MUIS describes the role of madrasahs as developing ‘future religious teachers, religious officials, and religious leaders who, in order to play an effective role, must understand the context of Singaporean society within which they will function’, acknowledging the need to embed religious learning in Singapore’s contextual reality.

Looking Ahead: A New Chapter in Singapore’s Islamic Education
The most significant development on the horizon for Islamic education in Singapore is the Singapore College of Islamic Studies (SCIS). Scheduled to commence in 2028, SCIS will be the first dedicated Islamic higher education institution in Singapore — offering post-secondary education that combines Islamic scholarship with the skills and perspectives needed for contemporary religious leadership.

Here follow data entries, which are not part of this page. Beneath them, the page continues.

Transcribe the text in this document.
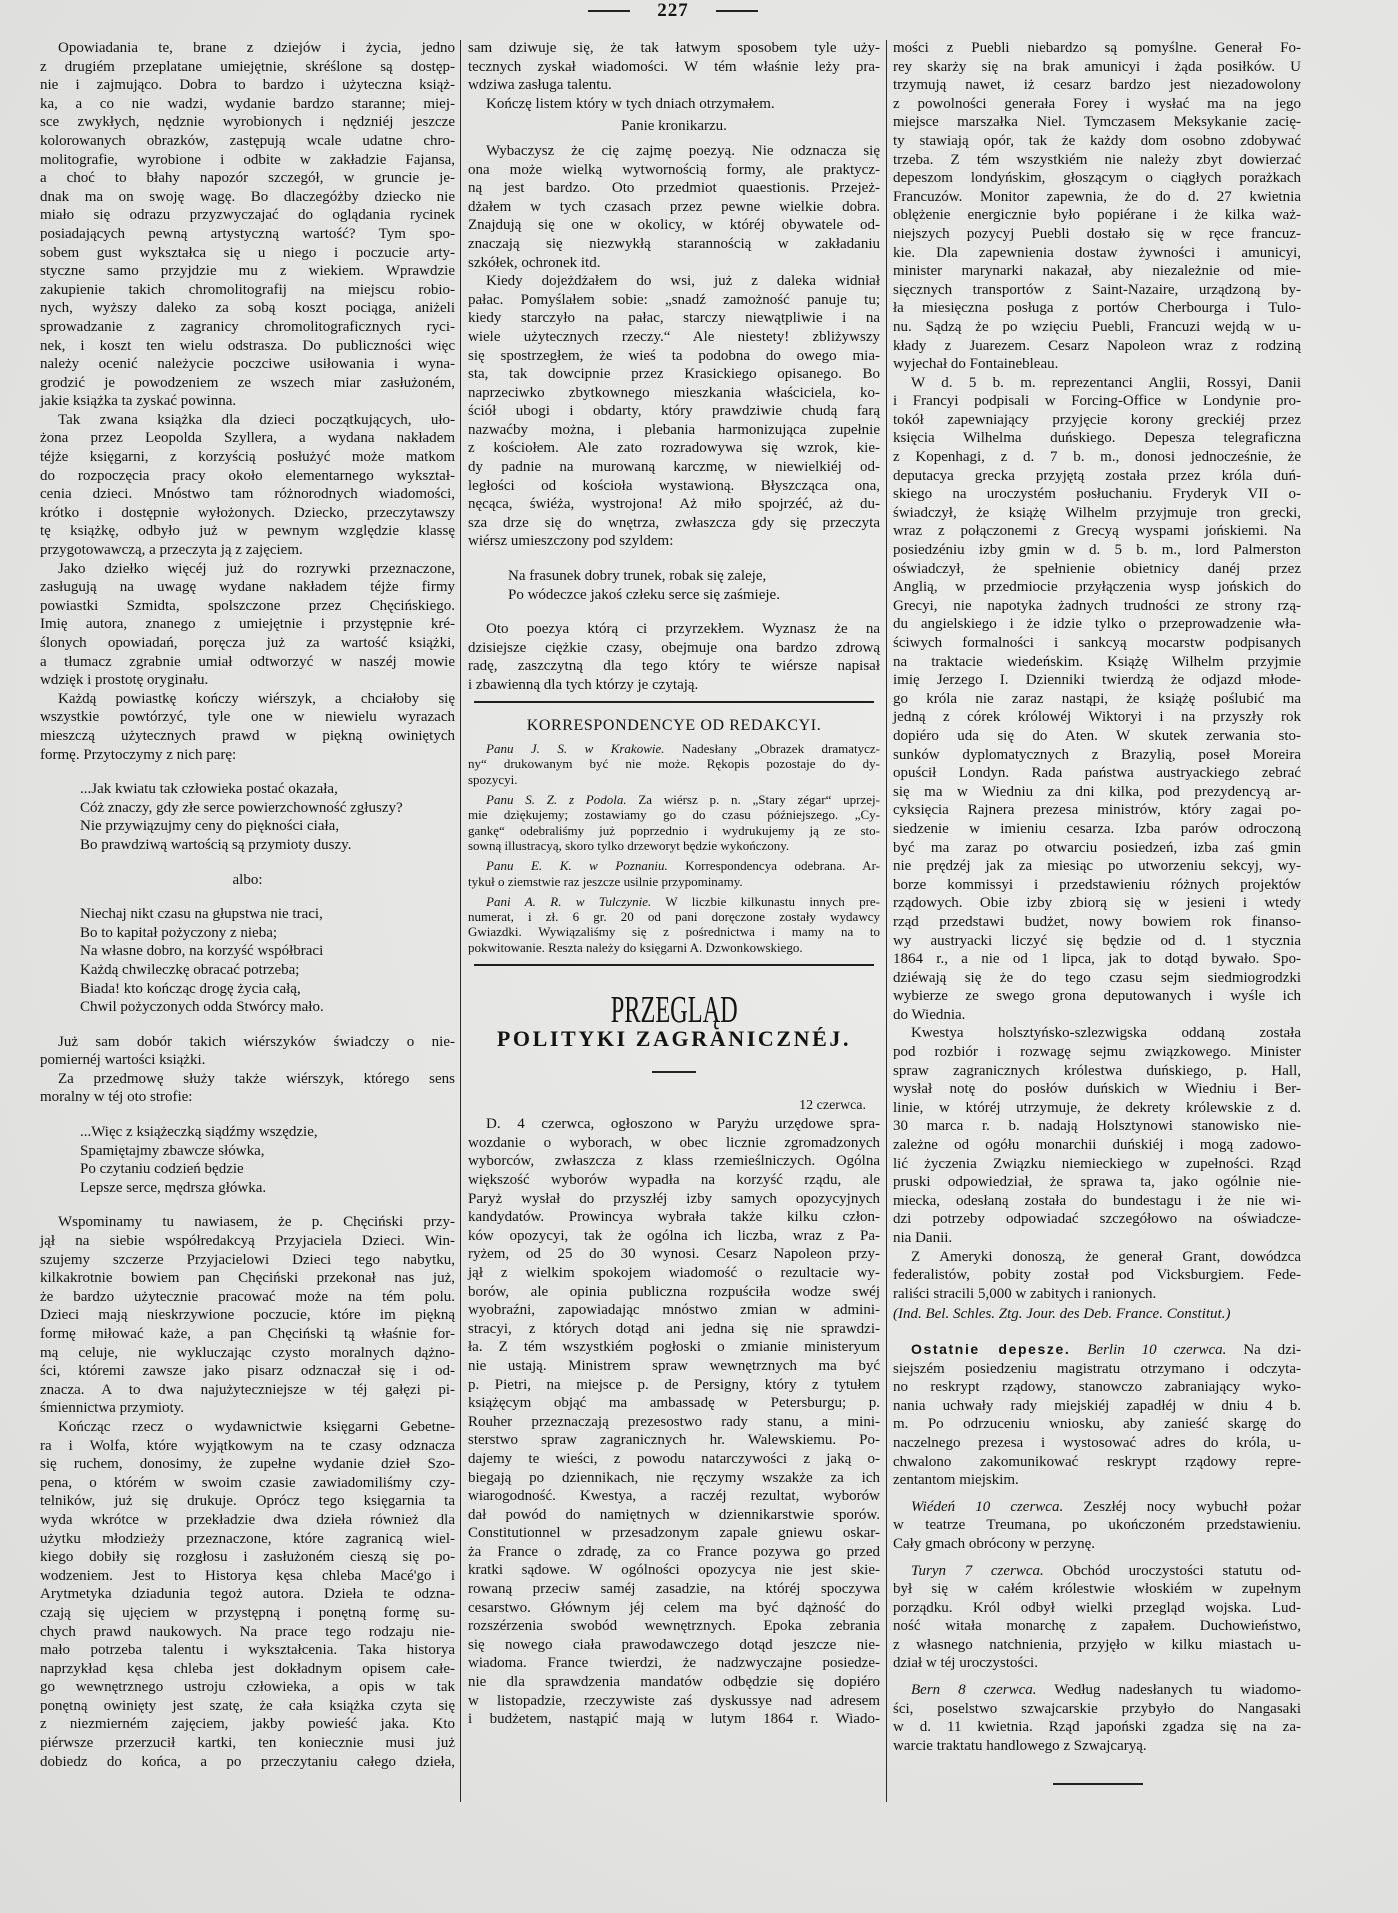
227
Opowiadania te, brane z dziejów i życia, jedno
z drugiém przeplatane umiejętnie, skréślone są dostęp-
nie i zajmująco. Dobra to bardzo i użyteczna książ-
ka, a co nie wadzi, wydanie bardzo staranne; miej-
sce zwykłych, nędznie wyrobionych i nędzniéj jeszcze
kolorowanych obrazków, zastępują wcale udatne chro-
molitografie, wyrobione i odbite w zakładzie Fajansa,
a choć to błahy napozór szczegół, w gruncie je-
dnak ma on swoję wagę. Bo dlaczegóżby dziecko nie
miało się odrazu przyzwyczajać do oglądania rycinek
posiadających pewną artystyczną wartość? Tym spo-
sobem gust wykształca się u niego i poczucie arty-
styczne samo przyjdzie mu z wiekiem. Wprawdzie
zakupienie takich chromolitografij na miejscu robio-
nych, wyższy daleko za sobą koszt pociąga, aniżeli
sprowadzanie z zagranicy chromolitograficznych ryci-
nek, i koszt ten wielu odstrasza. Do publiczności więc
należy ocenić należycie poczciwe usiłowania i wyna-
grodzić je powodzeniem ze wszech miar zasłużoném,
jakie książka ta zyskać powinna.
Tak zwana książka dla dzieci początkujących, uło-
żona przez Leopolda Szyllera, a wydana nakładem
téjże księgarni, z korzyścią posłużyć może matkom
do rozpoczęcia pracy około elementarnego wykształ-
cenia dzieci. Mnóstwo tam różnorodnych wiadomości,
krótko i dostępnie wyłożonych. Dziecko, przeczytawszy
tę książkę, odbyło już w pewnym względzie klassę
przygotowawczą, a przeczyta ją z zajęciem.
Jako dziełko więcéj już do rozrywki przeznaczone,
zasługują na uwagę wydane nakładem téjże firmy
powiastki Szmidta, spolszczone przez Chęcińskiego.
Imię autora, znanego z umiejętnie i przystępnie kré-
ślonych opowiadań, poręcza już za wartość książki,
a tłumacz zgrabnie umiał odtworzyć w naszéj mowie
wdzięk i prostotę oryginału.
Każdą powiastkę kończy wiérszyk, a chciałoby się
wszystkie powtórzyć, tyle one w niewielu wyrazach
mieszczą użytecznych prawd w piękną owiniętych
formę. Przytoczymy z nich parę:
...Jak kwiatu tak człowieka postać okazała,
Cóż znaczy, gdy złe serce powierzchowność zgłuszy?
Nie przywiązujmy ceny do piękności ciała,
Bo prawdziwą wartością są przymioty duszy.
albo:
Niechaj nikt czasu na głupstwa nie traci,
Bo to kapitał pożyczony z nieba;
Na własne dobro, na korzyść współbraci
Każdą chwileczkę obracać potrzeba;
Biada! kto kończąc drogę życia całą,
Chwil pożyczonych odda Stwórcy mało.
Już sam dobór takich wiérszyków świadczy o nie-
pomiernéj wartości książki.
Za przedmowę służy także wiérszyk, którego sens
moralny w téj oto strofie:
...Więc z książeczką siądźmy wszędzie,
Spamiętajmy zbawcze słówka,
Po czytaniu codzień będzie
Lepsze serce, mędrsza główka.
Wspominamy tu nawiasem, że p. Chęciński przy-
jął na siebie współredakcyą Przyjaciela Dzieci. Win-
szujemy szczerze Przyjacielowi Dzieci tego nabytku,
kilkakrotnie bowiem pan Chęciński przekonał nas już,
że bardzo użytecznie pracować może na tém polu.
Dzieci mają nieskrzywione poczucie, które im piękną
formę miłować każe, a pan Chęciński tą właśnie for-
mą celuje, nie wykluczając czysto moralnych dążno-
ści, któremi zawsze jako pisarz odznaczał się i od-
znacza. A to dwa najużyteczniejsze w téj gałęzi pi-
śmiennictwa przymioty.
Kończąc rzecz o wydawnictwie księgarni Gebetne-
ra i Wolfa, które wyjątkowym na te czasy odznacza
się ruchem, donosimy, że zupełne wydanie dzieł Szo-
pena, o którém w swoim czasie zawiadomiliśmy czy-
telników, już się drukuje. Oprócz tego księgarnia ta
wyda wkrótce w przekładzie dwa dzieła również dla
użytku młodzieży przeznaczone, które zagranicą wiel-
kiego dobiły się rozgłosu i zasłużoném cieszą się po-
wodzeniem. Jest to Historya kęsa chleba Macé'go i
Arytmetyka dziadunia tegoż autora. Dzieła te odzna-
czają się ujęciem w przystępną i ponętną formę su-
chych prawd naukowych. Na prace tego rodzaju nie-
mało potrzeba talentu i wykształcenia. Taka historya
naprzykład kęsa chleba jest dokładnym opisem całe-
go wewnętrznego ustroju człowieka, a opis w tak
ponętną owinięty jest szatę, że cała książka czyta się
z niezmierném zajęciem, jakby powieść jaka. Kto
piérwsze przerzucił kartki, ten koniecznie musi już
dobiedz do końca, a po przeczytaniu całego dzieła,
sam dziwuje się, że tak łatwym sposobem tyle uży-
tecznych zyskał wiadomości. W tém właśnie leży pra-
wdziwa zasługa talentu.
Kończę listem który w tych dniach otrzymałem.
Panie kronikarzu.
Wybaczysz że cię zajmę poezyą. Nie odznacza się
ona może wielką wytwornością formy, ale praktycz-
ną jest bardzo. Oto przedmiot quaestionis. Przejeż-
dżałem w tych czasach przez pewne wielkie dobra.
Znajdują się one w okolicy, w któréj obywatele od-
znaczają się niezwykłą starannością w zakładaniu
szkółek, ochronek itd.
Kiedy dojeżdżałem do wsi, już z daleka widniał
pałac. Pomyślałem sobie: „snadź zamożność panuje tu;
kiedy starczyło na pałac, starczy niewątpliwie i na
wiele użytecznych rzeczy.“ Ale niestety! zbliżywszy
się spostrzegłem, że wieś ta podobna do owego mia-
sta, tak dowcipnie przez Krasickiego opisanego. Bo
naprzeciwko zbytkownego mieszkania właściciela, ko-
ściół ubogi i obdarty, który prawdziwie chudą farą
nazwaćby można, i plebania harmonizująca zupełnie
z kościołem. Ale zato rozradowywa się wzrok, kie-
dy padnie na murowaną karczmę, w niewielkiéj od-
ległości od kościoła wystawioną. Błyszcząca ona,
nęcąca, świéża, wystrojona! Aż miło spojrzéć, aż du-
sza drze się do wnętrza, zwłaszcza gdy się przeczyta
wiérsz umieszczony pod szyldem:
Na frasunek dobry trunek, robak się zaleje,
Po wódeczce jakoś człeku serce się zaśmieje.
Oto poezya którą ci przyrzekłem. Wyznasz że na
dzisiejsze ciężkie czasy, obejmuje ona bardzo zdrową
radę, zaszczytną dla tego który te wiérsze napisał
i zbawienną dla tych którzy je czytają.
KORRESPONDENCYE OD REDAKCYI.
Panu J. S. w Krakowie. Nadesłany „Obrazek dramatycz-
ny“ drukowanym być nie może. Rękopis pozostaje do dy-
spozycyi.
Panu S. Z. z Podola. Za wiérsz p. n. „Stary zégar“ uprzej-
mie dziękujemy; zostawiamy go do czasu późniejszego. „Cy-
gankę“ odebraliśmy już poprzednio i wydrukujemy ją ze sto-
sowną illustracyą, skoro tylko drzeworyt będzie wykończony.
Panu E. K. w Poznaniu. Korrespondencya odebrana. Ar-
tykuł o ziemstwie raz jeszcze usilnie przypominamy.
Pani A. R. w Tulczynie. W liczbie kilkunastu innych pre-
numerat, i zł. 6 gr. 20 od pani doręczone zostały wydawcy
Gwiazdki. Wywiązaliśmy się z pośrednictwa i mamy na to
pokwitowanie. Reszta należy do księgarni A. Dzwonkowskiego.
PRZEGLĄD
POLITYKI ZAGRANICZNÉJ.
12 czerwca.
D. 4 czerwca, ogłoszono w Paryżu urzędowe spra-
wozdanie o wyborach, w obec licznie zgromadzonych
wyborców, zwłaszcza z klass rzemieślniczych. Ogólna
większość wyborów wypadła na korzyść rządu, ale
Paryż wysłał do przyszłéj izby samych opozycyjnych
kandydatów. Prowincya wybrała także kilku człon-
ków opozycyi, tak że ogólna ich liczba, wraz z Pa-
ryżem, od 25 do 30 wynosi. Cesarz Napoleon przy-
jął z wielkim spokojem wiadomość o rezultacie wy-
borów, ale opinia publiczna rozpuściła wodze swéj
wyobraźni, zapowiadając mnóstwo zmian w admini-
stracyi, z których dotąd ani jedna się nie sprawdzi-
ła. Z tém wszystkiém pogłoski o zmianie ministeryum
nie ustają. Ministrem spraw wewnętrznych ma być
p. Pietri, na miejsce p. de Persigny, który z tytułem
książęcym objąć ma ambassadę w Petersburgu; p.
Rouher przeznaczają prezesostwo rady stanu, a mini-
sterstwo spraw zagranicznych hr. Walewskiemu. Po-
dajemy te wieści, z powodu natarczywości z jaką o-
biegają po dziennikach, nie ręczymy wszakże za ich
wiarogodność. Kwestya, a raczéj rezultat, wyborów
dał powód do namiętnych w dziennikarstwie sporów.
Constitutionnel w przesadzonym zapale gniewu oskar-
ża France o zdradę, za co France pozywa go przed
kratki sądowe. W ogólności opozycya nie jest skie-
rowaną przeciw saméj zasadzie, na któréj spoczywa
cesarstwo. Głównym jéj celem ma być dążność do
rozszérzenia swobód wewnętrznych. Epoka zebrania
się nowego ciała prawodawczego dotąd jeszcze nie-
wiadoma. France twierdzi, że nadzwyczajne posiedze-
nie dla sprawdzenia mandatów odbędzie się dopiéro
w listopadzie, rzeczywiste zaś dyskussye nad adresem
i budżetem, nastąpić mają w lutym 1864 r. Wiado-
mości z Puebli niebardzo są pomyślne. Generał Fo-
rey skarży się na brak amunicyi i żąda posiłków. U
trzymują nawet, iż cesarz bardzo jest niezadowolony
z powolności generała Forey i wysłać ma na jego
miejsce marszałka Niel. Tymczasem Meksykanie zacię-
ty stawiają opór, tak że każdy dom osobno zdobywać
trzeba. Z tém wszystkiém nie należy zbyt dowierzać
depeszom londyńskim, głoszącym o ciągłych porażkach
Francuzów. Monitor zapewnia, że do d. 27 kwietnia
oblężenie energicznie było popiérane i że kilka waż-
niejszych pozycyj Puebli dostało się w ręce francuz-
kie. Dla zapewnienia dostaw żywności i amunicyi,
minister marynarki nakazał, aby niezależnie od mie-
sięcznych transportów z Saint-Nazaire, urządzoną by-
ła miesięczna posługa z portów Cherbourga i Tulo-
nu. Sądzą że po wzięciu Puebli, Francuzi wejdą w u-
kłady z Juarezem. Cesarz Napoleon wraz z rodziną
wyjechał do Fontainebleau.
W d. 5 b. m. reprezentanci Anglii, Rossyi, Danii
i Francyi podpisali w Forcing-Office w Londynie pro-
tokół zapewniający przyjęcie korony greckiéj przez
księcia Wilhelma duńskiego. Depesza telegraficzna
z Kopenhagi, z d. 7 b. m., donosi jednocześnie, że
deputacya grecka przyjętą została przez króla duń-
skiego na uroczystém posłuchaniu. Fryderyk VII o-
świadczył, że książę Wilhelm przyjmuje tron grecki,
wraz z połączonemi z Grecyą wyspami jońskiemi. Na
posiedzéniu izby gmin w d. 5 b. m., lord Palmerston
oświadczył, że spełnienie obietnicy danéj przez
Anglią, w przedmiocie przyłączenia wysp jońskich do
Grecyi, nie napotyka żadnych trudności ze strony rzą-
du angielskiego i że idzie tylko o przeprowadzenie wła-
ściwych formalności i sankcyą mocarstw podpisanych
na traktacie wiedeńskim. Książę Wilhelm przyjmie
imię Jerzego I. Dzienniki twierdzą że odjazd młode-
go króla nie zaraz nastąpi, że książę poślubić ma
jedną z córek królowéj Wiktoryi i na przyszły rok
dopiéro uda się do Aten. W skutek zerwania sto-
sunków dyplomatycznych z Brazylią, poseł Moreira
opuścił Londyn. Rada państwa austryackiego zebrać
się ma w Wiedniu za dni kilka, pod prezydencyą ar-
cyksięcia Rajnera prezesa ministrów, który zagai po-
siedzenie w imieniu cesarza. Izba parów odroczoną
być ma zaraz po otwarciu posiedzeń, izba zaś gmin
nie prędzéj jak za miesiąc po utworzeniu sekcyj, wy-
borze kommissyi i przedstawieniu różnych projektów
rządowych. Obie izby zbiorą się w jesieni i wtedy
rząd przedstawi budżet, nowy bowiem rok finanso-
wy austryacki liczyć się będzie od d. 1 stycznia
1864 r., a nie od 1 lipca, jak to dotąd bywało. Spo-
dziéwają się że do tego czasu sejm siedmiogrodzki
wybierze ze swego grona deputowanych i wyśle ich
do Wiednia.
Kwestya holsztyńsko-szlezwigska oddaną została
pod rozbiór i rozwagę sejmu związkowego. Minister
spraw zagranicznych królestwa duńskiego, p. Hall,
wysłał notę do posłów duńskich w Wiedniu i Ber-
linie, w któréj utrzymuje, że dekrety królewskie z d.
30 marca r. b. nadają Holsztynowi stanowisko nie-
zależne od ogółu monarchii duńskiéj i mogą zadowo-
lić życzenia Związku niemieckiego w zupełności. Rząd
pruski odpowiedział, że sprawa ta, jako ogólnie nie-
miecka, odesłaną została do bundestagu i że nie wi-
dzi potrzeby odpowiadać szczegółowo na oświadcze-
nia Danii.
Z Ameryki donoszą, że generał Grant, dowódzca
federalistów, pobity został pod Vicksburgiem. Fede-
raliści stracili 5,000 w zabitych i ranionych.
(Ind. Bel. Schles. Ztg. Jour. des Deb. France. Constitut.)
Ostatnie depesze. Berlin 10 czerwca. Na dzi-
siejszém posiedzeniu magistratu otrzymano i odczyta-
no reskrypt rządowy, stanowczo zabraniający wyko-
nania uchwały rady miejskiéj zapadłéj w dniu 4 b.
m. Po odrzuceniu wniosku, aby zanieść skargę do
naczelnego prezesa i wystosować adres do króla, u-
chwalono zakomunikować reskrypt rządowy repre-
zentantom miejskim.
Wiédeń 10 czerwca. Zeszłéj nocy wybuchł pożar
w teatrze Treumana, po ukończoném przedstawieniu.
Cały gmach obrócony w perzynę.
Turyn 7 czerwca. Obchód uroczystości statutu od-
był się w całém królestwie włoskiém w zupełnym
porządku. Król odbył wielki przegląd wojska. Lud-
ność witała monarchę z zapałem. Duchowieństwo,
z własnego natchnienia, przyjęło w kilku miastach u-
dział w téj uroczystości.
Bern 8 czerwca. Według nadesłanych tu wiadomo-
ści, poselstwo szwajcarskie przybyło do Nangasaki
w d. 11 kwietnia. Rząd japoński zgadza się na za-
warcie traktatu handlowego z Szwajcaryą.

More on the SCIS in the blog article “Learned in Text, Literate in Context”.

What the Madrasah Means to Our Community
After more than a century of history — of founding and closing, of reform and resistance, of policy debate and community resilience — what does the madrasah mean to Singapore’s Muslim community today?
It means, first of all, continuity. The madrasahs are the living link between our community’s present and the centuries of Islamic scholarship that preceded us. When a student at Madrasah Aljunied recites Arabic grammar rules first codified by medieval grammarians, or when a student at Al-Maarif studies fiqh from classical texts, they are participating in a chain of knowledge that stretches back to the Prophet’s companions and forward to the scholars who will serve our community in the decades to come.
It means investment. Every Muslim family that sends a child to madrasah, every donor who supports a school’s operating costs, every teacher who could earn more elsewhere but chooses to serve the community — they are all making a statement that Islamic knowledge is worth sacrificing for.
It means aspiration. The debates about madrasahs — about academic standards, about integration, about the hijab, about the balance between religious and secular education — are debates about what we want for our children and our community. They are worth having, and having honestly.
And it means possibility. The 99.7% PSLE pass rate of 2024 shows that our madrasah students can excel by any standard Singapore sets. The coming Singapore College of Islamic Studies shows that the community’s ambitions for Islamic education are still growing. The legacy of scholars like those who taught at and graduated from Madrasah Aljunied — who went on to lead religious, political, and civic institutions across the region — shows what Islamic education at its finest can produce.
SimplyIslam has, for nearly twenty years, been part of Singapore’s Islamic education landscape — providing weekend madrasah programmes that complement the national school curriculum and offering an Islamic education to the many families for whom full-time madrasah is not the right choice. We do this work with deep respect for the full-time madrasahs and their century-long tradition. Afterall, our asatizah teaching at SimplyIslam are all graduates of our local madrasahs. Essentially, we are different expressions of the same commitment.
That commitment is simple: that every Muslim child in Singapore deserves to know their faith — not just its rules, but its beauty, its depth, its history, and its power to shape a life of purpose and meaning. The madrasah, in all its forms, exists to make that possible.
May Allah bless our madrasahs, their teachers, their students, and their families — and may He grant our community the wisdom and will to keep investing in Islamic knowledge, now and for the generations to come. Ameen.